Arifuzzman, A K M; Asmare, Norh; Ozkaya-Ahmadov, Tevhide; Civelekoglu, Ozgun; Wang, Ningquan; Sarioglu, A Fatih.
Affiliation
  • Arifuzzman AKM; School of Electrical and Computer Engineering, Georgia Institute of Technology, Atlanta, GA, 30332, USA.
  • Asmare N; School of Electrical and Computer Engineering, Georgia Institute of Technology, Atlanta, GA, 30332, USA.
  • Ozkaya-Ahmadov T; School of Electrical and Computer Engineering, Georgia Institute of Technology, Atlanta, GA, 30332, USA.
  • Civelekoglu O; School of Electrical and Computer Engineering, Georgia Institute of Technology, Atlanta, GA, 30332, USA.
  • Wang N; School of Electrical and Computer Engineering, Georgia Institute of Technology, Atlanta, GA, 30332, USA.
  • Sarioglu AF; School of Electrical and Computer Engineering, Georgia Institute of Technology, Atlanta, GA, 30332, USA; Parker H. Petit Institute for Bioengineering and Bioscience, Georgia Institute of Technology, Atlanta, GA, 30332, USA; Institute for Electronics and Nanotechnology, Georgia Institute of Technolog
Biosens Bioelectron ; 222: 114916, 2023 Feb 15.
Article in En | MEDLINE | ID: mdl-36462431
ABSTRACT
Characterization of cell populations and identification of distinct subtypes based on surface markers are needed in a variety of applications from basic research and clinical assays to cell manufacturing. Conventional immunophenotyping techniques such as flow cytometry or fluorescence microscopy require immunolabeling of cells, expensive and complex instrumentation, skilled operators, and are therefore incompatible with field deployment and automated cell manufacturing systems. In this work, we introduce an autonomous microchip that can electronically quantify the immunophenotypical composition of a cell suspension.
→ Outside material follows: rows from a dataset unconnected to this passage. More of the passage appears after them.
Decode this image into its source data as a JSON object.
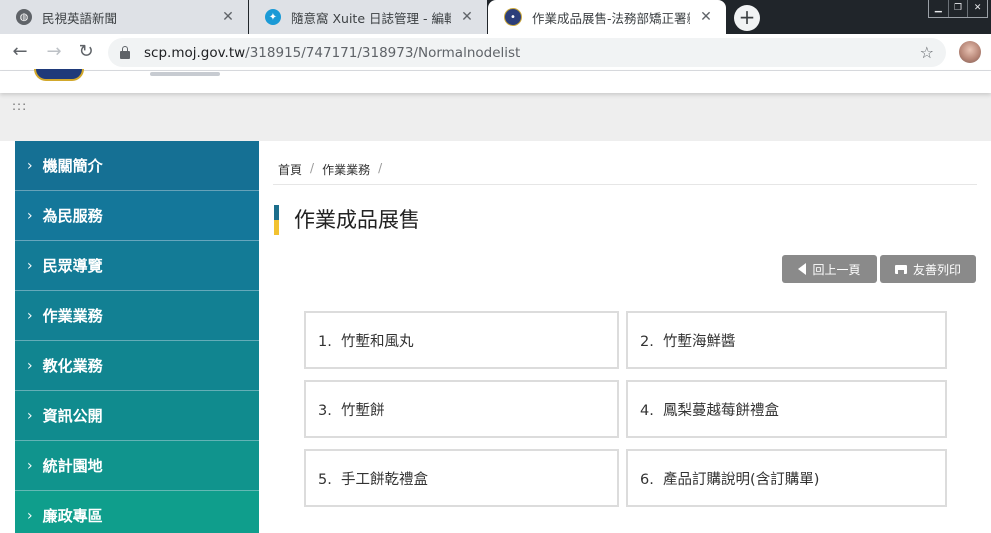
{
  "browser": {
    "tabs": [
      {
        "title": "民視英語新聞",
        "favicon": "globe-icon",
        "active": false
      },
      {
        "title": "隨意窩 Xuite 日誌管理 - 編輯文章",
        "favicon": "xuite-icon",
        "active": false
      },
      {
        "title": "作業成品展售-法務部矯正署新竹",
        "favicon": "moj-icon",
        "active": true
      }
    ],
    "url_host": "scp.moj.gov.tw",
    "url_path": "/318915/747171/318973/Normalnodelist"
  },
  "sidebar": {
    "items": [
      {
        "label": "機關簡介"
      },
      {
        "label": "為民服務"
      },
      {
        "label": "民眾導覽"
      },
      {
        "label": "作業業務"
      },
      {
        "label": "教化業務"
      },
      {
        "label": "資訊公開"
      },
      {
        "label": "統計園地"
      },
      {
        "label": "廉政專區"
      }
    ]
  },
  "breadcrumb": {
    "home": "首頁",
    "current": "作業業務",
    "separator": "/"
  },
  "page": {
    "title": "作業成品展售",
    "back_label": "回上一頁",
    "print_label": "友善列印"
  },
  "products": [
    {
      "label": "1.  竹塹和風丸"
    },
    {
      "label": "2.  竹塹海鮮醬"
    },
    {
      "label": "3.  竹塹餅"
    },
    {
      "label": "4.  鳳梨蔓越莓餅禮盒"
    },
    {
      "label": "5.  手工餅乾禮盒"
    },
    {
      "label": "6.  產品訂購說明(含訂購單)"
    }
  ],
  "colors": {
    "sidebar_top": "#157094",
    "sidebar_bottom": "#0f9e8c",
    "accent_blue": "#1c6e8c",
    "accent_yellow": "#f2c230",
    "button_gray": "#8a8a8a"
  }
}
Our microchip identifies different cell subtypes by capturing each in different microfluidic chambers functionalized against the markers of the target populations. All on-chip activity is electronically monitored by an integrated sensor network, which informs an algorithm determining subpopulation fractions from chip-wide immunocapture statistics in real time. Moreover, optimal operational conditions within the chip are enforced through a closed-loop feedback control on the sensor data and the cell flow speed, and hence, the antibody-antigen interaction time is maintained within its optimal range for selective immunocapture. We apply our microchip to analyze a mixture of unlabeled CD4+ and CD8+ T cell sub-populations and then validated the results against flow cytometry measurements. The demonstrated capability to quantitatively analyze immune cells with no labels has the potential to enable not only autonomous biochip-based immunoassays for remote testing but also cell manufacturing bioreactors with built-in, adaptive quality control.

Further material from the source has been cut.